Remembrance of biases past

"Island Series 3'' (oil on paper), by Dianne Dolan, at Galatea Fine Art, Boston.

I will arise and go now, and go to Innisfree,
And a small cabin build there, of clay and wattles made:
Nine bean-rows will I have there, a hive for the honey-bee,
And live alone in the bee-loud glade.

And I shall have some peace there, for peace comes dropping slow,
Dropping from the veils of the mourning to where the cricket sings;
There midnight's all a glimmer, and noon a purple glow,
And evening full of the linnet's wings.

I will arise and go now, for always night and day
I hear lake water lapping with low sounds by the shore;
While I stand on the roadway, or on the pavements grey,
I hear it in the deep heart's core.

-- William Butler Yeats

Happy St.

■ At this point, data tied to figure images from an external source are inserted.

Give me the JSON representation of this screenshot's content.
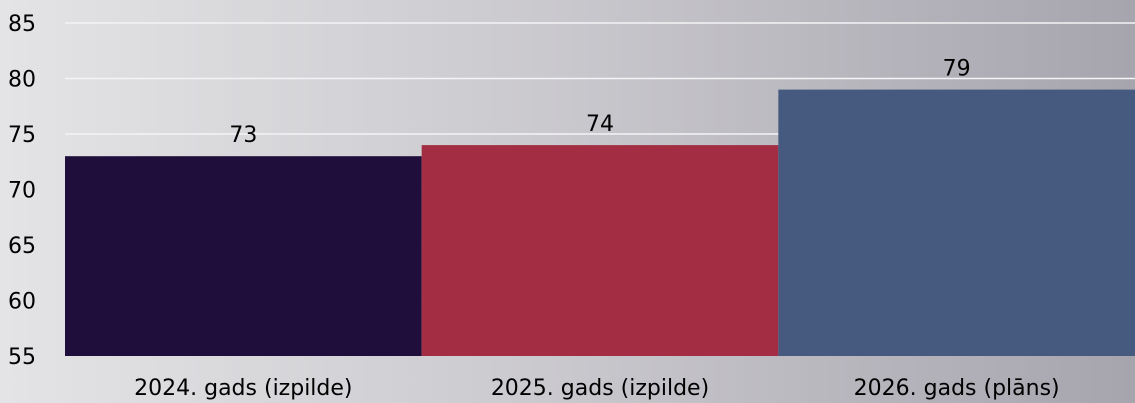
{
  "chart_data": {
    "type": "bar",
    "categories": [
      "2024. gads (izpilde)",
      "2025. gads (izpilde)",
      "2026. gads (plāns)"
    ],
    "values": [
      73,
      74,
      79
    ],
    "value_labels": [
      "73",
      "74",
      "79"
    ],
    "colors": [
      "#1f0d3b",
      "#a32e43",
      "#465a80"
    ],
    "ylim": [
      55,
      85
    ],
    "yticks": [
      55,
      60,
      65,
      70,
      75,
      80,
      85
    ],
    "ytick_labels": [
      "55",
      "60",
      "65",
      "70",
      "75",
      "80",
      "85"
    ],
    "grid": true,
    "title": "",
    "xlabel": "",
    "ylabel": ""
  }
}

Patrick's Day!

When I was growing up in Cohasset, a very pretty small town on Massachusetts Bay, the then-majority population of Wasps tended to be suspicious of, and discriminate against, the Irish Catholics who were moving to such suburbs from the cities after World War II at an accelerating clip.

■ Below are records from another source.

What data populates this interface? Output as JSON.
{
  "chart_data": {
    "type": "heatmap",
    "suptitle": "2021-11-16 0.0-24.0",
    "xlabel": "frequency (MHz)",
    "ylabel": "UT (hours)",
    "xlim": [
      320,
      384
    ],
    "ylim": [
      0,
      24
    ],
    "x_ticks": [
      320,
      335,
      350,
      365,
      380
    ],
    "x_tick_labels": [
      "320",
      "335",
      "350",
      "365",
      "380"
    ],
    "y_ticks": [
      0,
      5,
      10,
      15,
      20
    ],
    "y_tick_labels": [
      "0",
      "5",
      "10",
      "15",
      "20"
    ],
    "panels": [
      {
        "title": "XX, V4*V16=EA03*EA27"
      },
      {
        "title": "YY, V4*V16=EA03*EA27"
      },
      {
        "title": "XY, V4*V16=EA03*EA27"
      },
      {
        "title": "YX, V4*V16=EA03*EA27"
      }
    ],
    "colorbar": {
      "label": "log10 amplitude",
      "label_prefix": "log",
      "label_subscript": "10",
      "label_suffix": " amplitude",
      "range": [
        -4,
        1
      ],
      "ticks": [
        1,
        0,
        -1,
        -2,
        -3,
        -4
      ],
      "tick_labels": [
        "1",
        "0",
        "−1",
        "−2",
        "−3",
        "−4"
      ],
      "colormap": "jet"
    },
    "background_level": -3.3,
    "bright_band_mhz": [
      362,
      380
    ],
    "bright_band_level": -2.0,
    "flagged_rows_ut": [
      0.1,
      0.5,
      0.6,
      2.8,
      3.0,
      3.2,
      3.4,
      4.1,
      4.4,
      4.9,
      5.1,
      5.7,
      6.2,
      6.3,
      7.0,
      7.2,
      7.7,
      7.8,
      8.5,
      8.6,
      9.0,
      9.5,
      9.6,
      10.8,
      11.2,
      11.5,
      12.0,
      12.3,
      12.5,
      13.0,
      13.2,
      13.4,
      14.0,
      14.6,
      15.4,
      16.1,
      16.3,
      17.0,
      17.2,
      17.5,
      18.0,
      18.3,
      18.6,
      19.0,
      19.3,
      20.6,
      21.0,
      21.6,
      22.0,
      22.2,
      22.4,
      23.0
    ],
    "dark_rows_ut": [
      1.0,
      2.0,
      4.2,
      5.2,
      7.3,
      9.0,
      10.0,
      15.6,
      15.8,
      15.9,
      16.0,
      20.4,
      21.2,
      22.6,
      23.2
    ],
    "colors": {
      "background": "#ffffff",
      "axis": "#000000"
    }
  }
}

Indeed, the Wasps, or call them the "old Yankees,'' kept the latter out of the  town's private golf and yacht clubs for a long time. On my very long street, there were no Catholics except a family called HIll in which the husband had agreed to convert as a condition of marrying his Catholic fiancee.

Some of the Wasps believed that the Vatican told these people what to do from morning to night. The ritual of the weekly confessions at the  local Catholic church aroused some sardonic merriment. ("What do they do so much that requires all these confessions?'')

However, the  fish merchants loved them because Catholics were barred from eating meat on Fridays.

John F. Kennedy's election to the presidency in 1960 accelerated the move away from such bias. Of course, JFK was no model of morality, Catholic or otherwise. But he was, at least in public, cool, elegant and urbane -- sort of what the Wasps saw themselves as, at least the sober ones.

The Wasps  tended to also dislike the  (the almost entirely Catholic) Italians, although there were far fewer of them than Irish in the town. As "mackerel snapper'' was used to describe the Irish, so "fruit peddler'' was applied to the Italians.

The Irish tended to be singled out for allegedly being political crooks and the Italians for allegedly being connected to the Mafia.

The Yankee complaints about the Irish and Italians included that they had too many children (although the Wasps were having a lot of them back then, too -- including my own thermonuclear family, with its five kids). I think that a fear was that the Irish would rapidly reproduce themselves into total power, and then make everyone else take orders from the Pope.

Years later, when I worked in Boston, I was surprised to learn that there was also considerable antagonism there between the Irish, based in South Boston, and the Italians, based in the North End, with slurs (and sometimes worse) flying back and forth. The Wasps, whose proportion of the population was plunging, were seen as quirky and musty has-beens.

The ethnic clannishness has faded a lot since then. Now widening economic gaps fuel the most anger in Boston.

Of course, the religious-ethnic lines can be fuzzy. Yeats, the greatest Irish poet, was of Protestant background.